Like so many Singaporeans, Bernard Tan is a football fan.
He wants a pack of Lions he can be proud of.
One of four vice-presidents at the Football Association of Singapore (FAS), Tan believes the upcoming ASEAN Football Federation Suzuki Cup will be tough, but says the national team can do well on home soil.
But he is already plotting for the future, and is putting together a blueprint to create a "great national team" 10 years from now.
Tan and fellow FAS vice-president Edwin Tong have been charged to put together a bid for Singapore to host the Under-17 World Cup in 2019 or 2021, and the mission is to build a team that are good enough to qualify for the tournament on merit, even if the Republic does get the nod from Fifa to stage the tournament here.
To do that, Tan's biggest priority is to expand the base by getting more primary school kids to play more football.
Speaking to The New Paper earlier this week, Tan said: "At the last World Cup, there were four countries - Uruguay, Costa Rica, Bosnia-Herzegovina and Croatia - that have a smaller population than we do.
"I came into this assignment with a lot of hope that a smaller country can punch above its weight and the examples are there. The trick is how do we organise ourselves and get the system moving in the right direction, and of course, resourcing in the proper way.
"The teams that we have today are products of things we did 10 years ago. There's nothing I can do significantly to affect the state of the national team today.
"What we do in this (FAS) council affects the national team 10 years from now. We are going to build the structures for the team 10 years from now.
"Obviously it's important to get the performance today, its important to give (national football coach Bernd) Stange and his team the resources to do as well as they can with this current team.
"But if we want to build a significantly better team, the work starts with what we do today."
Tan was formerly president commissioner of PT Bank DBS Indonesia and is now president of the commercial business group of ST Kinetics.
He joined the FAS last October and has been on the board of Sport Singapore (previously the Singapore Sports Council) since 2006.
Citing a startling statistic, Tan said it is crucial they grow the numbers in terms of kids playing the sport for Singapore to have a chance of creating a formidable football team that can do battle with the continent's heavyweights.
In a survey of 100 primary schools, conducted by Sport Singapore's Football Task Force, 47 per cent of kids want to play football but only 5.9 per cent actually do.

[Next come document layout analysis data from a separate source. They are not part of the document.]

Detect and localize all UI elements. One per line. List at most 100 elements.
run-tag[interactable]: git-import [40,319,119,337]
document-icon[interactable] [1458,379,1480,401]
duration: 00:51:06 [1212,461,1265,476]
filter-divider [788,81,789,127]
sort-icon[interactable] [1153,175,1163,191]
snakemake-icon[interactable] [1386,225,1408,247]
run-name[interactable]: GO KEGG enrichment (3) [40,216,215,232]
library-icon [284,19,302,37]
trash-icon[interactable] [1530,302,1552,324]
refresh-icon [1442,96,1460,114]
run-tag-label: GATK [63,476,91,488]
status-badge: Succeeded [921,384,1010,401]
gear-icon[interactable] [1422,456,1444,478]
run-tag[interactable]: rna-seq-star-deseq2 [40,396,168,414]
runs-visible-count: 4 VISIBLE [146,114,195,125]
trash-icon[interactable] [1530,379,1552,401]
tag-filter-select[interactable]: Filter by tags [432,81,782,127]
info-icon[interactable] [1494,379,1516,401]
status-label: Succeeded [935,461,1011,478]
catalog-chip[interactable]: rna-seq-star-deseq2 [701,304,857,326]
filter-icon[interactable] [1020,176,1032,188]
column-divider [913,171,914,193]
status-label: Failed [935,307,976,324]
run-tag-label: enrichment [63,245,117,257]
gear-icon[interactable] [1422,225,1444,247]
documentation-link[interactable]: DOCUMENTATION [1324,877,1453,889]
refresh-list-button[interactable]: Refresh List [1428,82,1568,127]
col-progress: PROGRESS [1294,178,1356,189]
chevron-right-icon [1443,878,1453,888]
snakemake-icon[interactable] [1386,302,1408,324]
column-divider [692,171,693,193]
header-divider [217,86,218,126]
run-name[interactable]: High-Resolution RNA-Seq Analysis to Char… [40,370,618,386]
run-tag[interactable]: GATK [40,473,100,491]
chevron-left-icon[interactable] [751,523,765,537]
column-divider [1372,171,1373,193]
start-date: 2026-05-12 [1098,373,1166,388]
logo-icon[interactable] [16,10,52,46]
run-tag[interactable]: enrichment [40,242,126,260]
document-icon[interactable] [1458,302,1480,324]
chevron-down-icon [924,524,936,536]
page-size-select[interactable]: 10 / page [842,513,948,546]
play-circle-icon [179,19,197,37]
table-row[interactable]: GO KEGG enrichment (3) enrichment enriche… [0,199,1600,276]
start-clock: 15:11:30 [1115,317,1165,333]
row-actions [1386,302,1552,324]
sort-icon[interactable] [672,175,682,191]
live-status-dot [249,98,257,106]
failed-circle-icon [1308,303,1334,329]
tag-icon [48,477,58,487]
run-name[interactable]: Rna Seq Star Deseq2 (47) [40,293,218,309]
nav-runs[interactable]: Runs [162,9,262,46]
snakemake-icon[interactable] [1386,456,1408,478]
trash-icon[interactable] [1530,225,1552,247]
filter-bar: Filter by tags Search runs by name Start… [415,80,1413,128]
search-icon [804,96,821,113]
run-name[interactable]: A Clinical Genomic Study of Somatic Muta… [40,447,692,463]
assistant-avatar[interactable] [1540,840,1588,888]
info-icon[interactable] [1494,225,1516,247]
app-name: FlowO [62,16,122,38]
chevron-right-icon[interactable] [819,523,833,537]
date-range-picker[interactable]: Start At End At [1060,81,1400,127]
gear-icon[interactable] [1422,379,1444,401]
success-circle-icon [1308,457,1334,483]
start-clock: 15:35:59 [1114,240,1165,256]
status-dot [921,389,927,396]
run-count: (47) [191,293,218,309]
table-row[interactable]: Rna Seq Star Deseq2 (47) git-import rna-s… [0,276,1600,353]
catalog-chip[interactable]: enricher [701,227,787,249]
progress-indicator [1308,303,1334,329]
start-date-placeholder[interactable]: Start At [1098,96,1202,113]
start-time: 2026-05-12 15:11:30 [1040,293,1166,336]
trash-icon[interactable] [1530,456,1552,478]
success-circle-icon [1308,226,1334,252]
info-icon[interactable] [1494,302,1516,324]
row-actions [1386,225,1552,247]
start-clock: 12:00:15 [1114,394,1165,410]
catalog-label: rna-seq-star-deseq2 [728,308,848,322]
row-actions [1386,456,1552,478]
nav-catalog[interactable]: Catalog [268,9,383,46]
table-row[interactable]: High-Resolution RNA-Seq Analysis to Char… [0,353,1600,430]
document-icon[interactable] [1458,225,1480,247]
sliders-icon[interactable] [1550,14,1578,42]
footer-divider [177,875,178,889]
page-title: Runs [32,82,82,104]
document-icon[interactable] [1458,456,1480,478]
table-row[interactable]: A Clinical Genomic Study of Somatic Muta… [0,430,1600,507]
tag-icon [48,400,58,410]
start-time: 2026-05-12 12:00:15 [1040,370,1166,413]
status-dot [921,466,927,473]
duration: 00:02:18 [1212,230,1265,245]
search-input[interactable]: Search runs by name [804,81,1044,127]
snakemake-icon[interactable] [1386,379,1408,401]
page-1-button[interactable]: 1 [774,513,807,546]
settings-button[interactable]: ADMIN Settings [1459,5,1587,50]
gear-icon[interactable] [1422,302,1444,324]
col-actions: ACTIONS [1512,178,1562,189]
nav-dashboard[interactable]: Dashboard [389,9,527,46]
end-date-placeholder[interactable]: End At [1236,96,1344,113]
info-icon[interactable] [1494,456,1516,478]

If there are 36,000 kids at each level, that means there are only 2,000 young footballers in each cohort, an unacceptable figure for Tan, who wants to at least treble that percentage for the Lions "to stand a fighting chance to punch above its own weight".
Tan was a former Chief of Armour, rising up to the rank of Brigadier-General.
He was awarded the President cum SAF Scholarship, as well as the Lee Kuan Yew Postgraduate Scholarship.
He is a go-getter and is clearly determined to fix the problem and get more boys and girls playing football from a very young age.
"Basic technical skills in football are fixed before 12, I believe this to be so," he said.
"By 12, roughly you can tell who can make it, who will not. You won't get it right 100 per cent, but you can tell.
"Maybe for sports like bowling and shooting, you can still learn (the skills) after 12, but there are certain activities you need to start young and it is harder to learn proper techniques when you are older, for example swimming or playing the piano.
"Similarly for football, the basic movements are ingrained by 12.
"It's not that we don't have kids who want to play, but only 5.9 per cent do. How do we change that? That is the first big question.
"If we can solve that question, then we are on our way to having a great national team 10 years from now."
A husband and father of three teenage boys, Tan is obviously a busy man.